Die eigentlich wichtigen Entscheidungen trifft der Stadtrat, der von den Bürgern gewählt wird – ohne eine Mehrheit dort kann eine Stadtregierung nicht vernünftig arbeiten. Einmal im Monat treffen sich die 60 Stadträte zur Plenarsitzung im großen Saal des Rathauses. In der ersten Sitzung der neuen Amtszeit am 4. Mai wird sich der Stadtrat konstituieren.
Dann geht es ans Tagesgeschäft. Bis zu 30 Tagesordnungspunkte stehen pro Stadtratssitzung, die im Oberen Fletz (der Raum unter dem Goldenen Saal) stattfindet, auf dem Programm. Dann wird je nach Thema ernsthaft diskutiert, öffentlichkeitswirksam gestritten oder still abgenickt. Was in die Sitzungen kommt, ist zumindest zwischen Bündnispartnern vorab besprochen – formal entscheidet der Stadtrat, manche weichenstellende Diskussion wurde vorab unter den Koalitionären im Hinterzimmer geführt.
Augsburg: Die Ausschüsse entlasten den Stadtrat
Weil der Stadtrat mit allen anstehenden Entscheidungen zahlenmäßig überfordert wäre, gibt es noch die Fachausschüsse, etwa für Bauen, Bildung, Finanzen oder Umwelt. Hier werden Entscheidungen von den Stadträten im kleineren Kreis vorberaten oder können – bei weniger großen Auswirkungen – dort gleich ganz beschlossen werden. Stadtrats- und Ausschusssitzungen sind grundsätzlich öffentlich. Sie beginnen immer um 14.30 Uhr und können sich je nach Themenlage und Diskussionsbedarf bis in den Abend ziehen.
Um die Stadt am Laufen zu halten und neue Entwicklungen voranzutreiben, haben der Stadtrat und die Ausschüsse in der laufenden Periode (Stichtag für diese Auswertung des städtischen Hauptamtes war der 31. Dezember 2019) rund 6190 Vorlagen, also Papiere aus der Verwaltung, behandelt. 67-mal tagte der Stadtrat, 647-mal traten Fachausschüsse zusammen. 40 Bebauungspläne wurden verabschiedet.

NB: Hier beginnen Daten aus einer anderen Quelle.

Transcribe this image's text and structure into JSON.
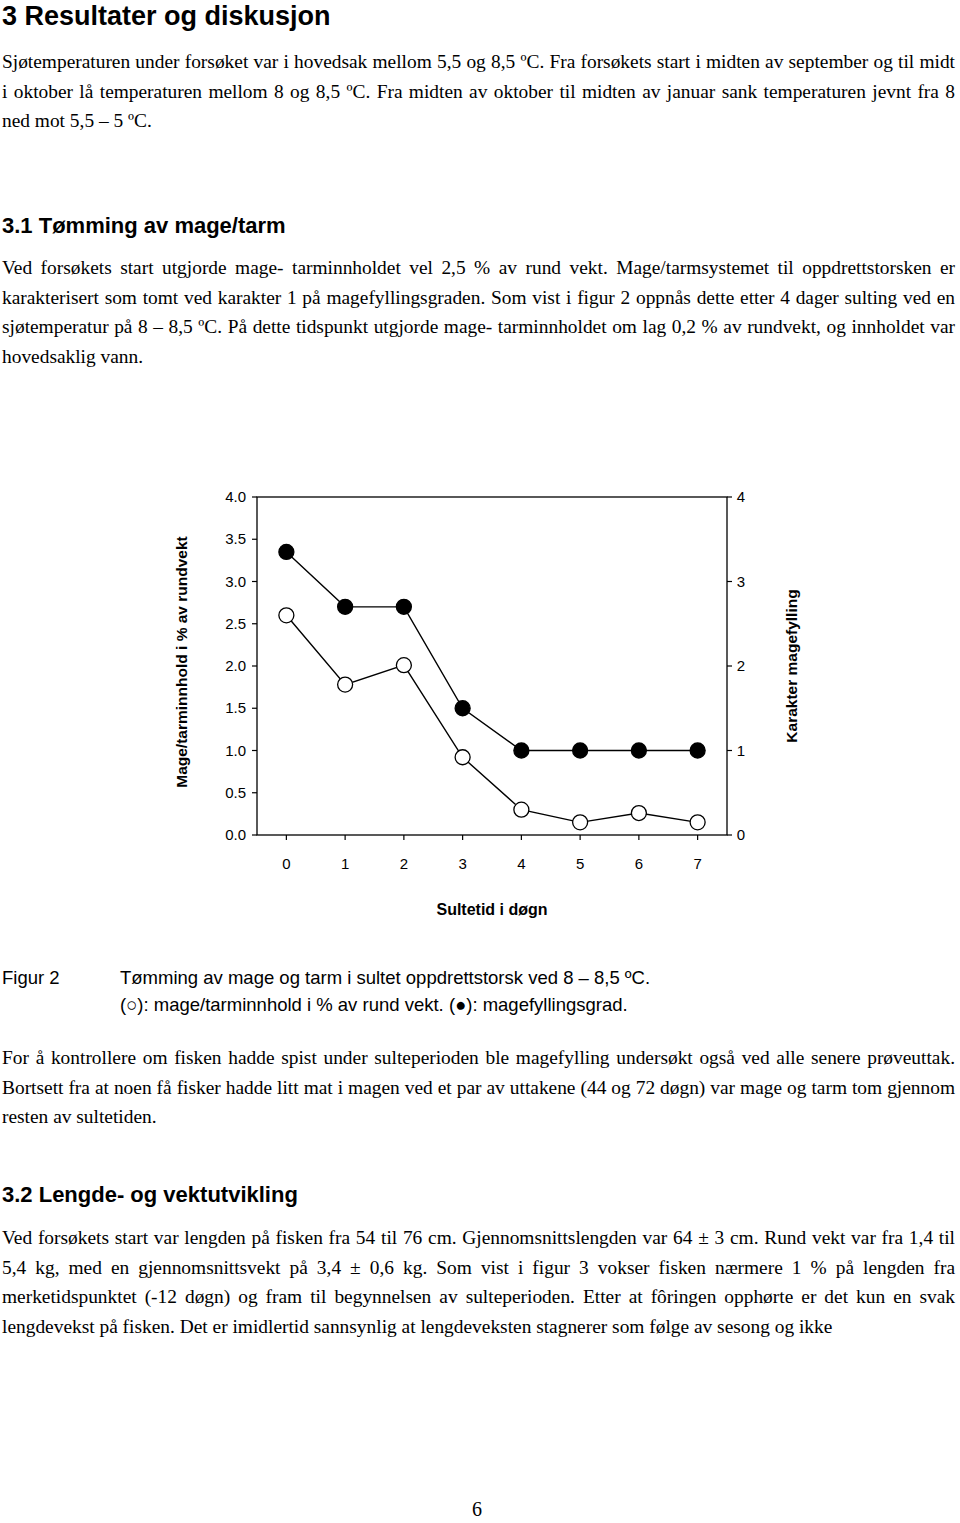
{
  "page": {
    "heading": "3 Resultater og diskusjon",
    "intro": "Sjøtemperaturen under forsøket var i hovedsak mellom 5,5 og 8,5 ºC. Fra forsøkets start i midten av september og til midt i oktober lå temperaturen mellom 8 og 8,5 ºC. Fra midten av oktober til midten av januar sank temperaturen jevnt fra 8 ned mot 5,5 – 5 ºC.",
    "section_1": {
      "heading": "3.1 Tømming av mage/tarm",
      "paragraphs": [
        "Ved forsøkets start utgjorde mage- tarminnholdet vel 2,5 % av rund vekt. Mage/tarmsystemet til oppdrettstorsken er karakterisert som tomt ved karakter 1 på magefyllingsgraden. Som vist i figur 2 oppnås dette etter 4 dager sulting ved en sjøtemperatur på 8 – 8,5 ºC. På dette tidspunkt utgjorde mage- tarminnholdet om lag 0,2 % av rundvekt, og innholdet var hovedsaklig vann."
      ]
    },
    "figure": {
      "label": "Figur 2",
      "caption": [
        "Tømming av mage og tarm i sultet oppdrettstorsk ved 8 – 8,5 ºC.",
        "(○): mage/tarminnhold i % av rund vekt. (●): magefyllingsgrad."
      ]
    },
    "after_figure": "For å kontrollere om fisken hadde spist under sulteperioden ble magefylling undersøkt også ved alle senere prøveuttak. Bortsett fra at noen få fisker hadde litt mat i magen ved et par av uttakene (44 og 72 døgn) var mage og tarm tom gjennom resten av sultetiden.",
    "section_2": {
      "heading": "3.2 Lengde- og vektutvikling",
      "paragraphs": [
        "Ved forsøkets start var lengden på fisken fra 54 til 76 cm.  Gjennomsnittslengden var 64 ± 3 cm. Rund vekt var fra 1,4 til 5,4 kg, med en gjennomsnittsvekt på 3,4 ± 0,6 kg. Som vist i figur 3 vokser fisken nærmere 1 % på lengden fra merketidspunktet (-12 døgn) og fram til begynnelsen av sulteperioden. Etter at fôringen opphørte er det kun en svak lengdevekst på fisken. Det er imidlertid sannsynlig at lengdeveksten stagnerer som følge av sesong og ikke"
      ]
    },
    "page_number": 6
  },
  "chart_data": {
    "type": "line",
    "x_label": "Sultetid i døgn",
    "y_label": "Mage/tarminnhold i % av rundvekt",
    "y2_label": "Karakter magefylling",
    "x": [
      0,
      1,
      2,
      3,
      4,
      5,
      6,
      7
    ],
    "xlim": [
      -0.5,
      7.5
    ],
    "xticks": [
      0,
      1,
      2,
      3,
      4,
      5,
      6,
      7
    ],
    "ylim": [
      0,
      4
    ],
    "yticks": [
      {
        "value": 0,
        "label": "0.0"
      },
      0.5,
      {
        "value": 1,
        "label": "1.0"
      },
      1.5,
      {
        "value": 2,
        "label": "2.0"
      },
      2.5,
      {
        "value": 3,
        "label": "3.0"
      },
      3.5,
      {
        "value": 4,
        "label": "4.0"
      }
    ],
    "y2lim": [
      0,
      4
    ],
    "y2ticks": [
      0,
      1,
      2,
      3,
      4
    ],
    "grid": false,
    "series": [
      {
        "color": "#000000",
        "marker": "open_circle",
        "values": [
          2.6,
          1.78,
          2.01,
          0.92,
          0.3,
          0.15,
          0.26,
          0.15
        ]
      },
      {
        "color": "#000000",
        "marker": "filled_circle",
        "axis": "y2",
        "values": [
          3.35,
          2.7,
          2.7,
          1.5,
          1.0,
          1.0,
          1.0,
          1.0
        ]
      }
    ]
  }
}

Mal kostet eine Entscheidung gar nichts, bei der Theatersanierung wurde ein dreistelliges Millionenprojekt beschlossen, und bei der Zustimmung zum Haushalt entscheiden die Stadträte mit dem Heben ihrer Hand über eine Satzung, die mehr als zwei Milliarden Euro bewegt. Für ihren Zeitaufwand bekommen die Stadträte eine monatliche Aufwandsentschädigung von 1641 Euro zuzüglich Sitzungsgeldern.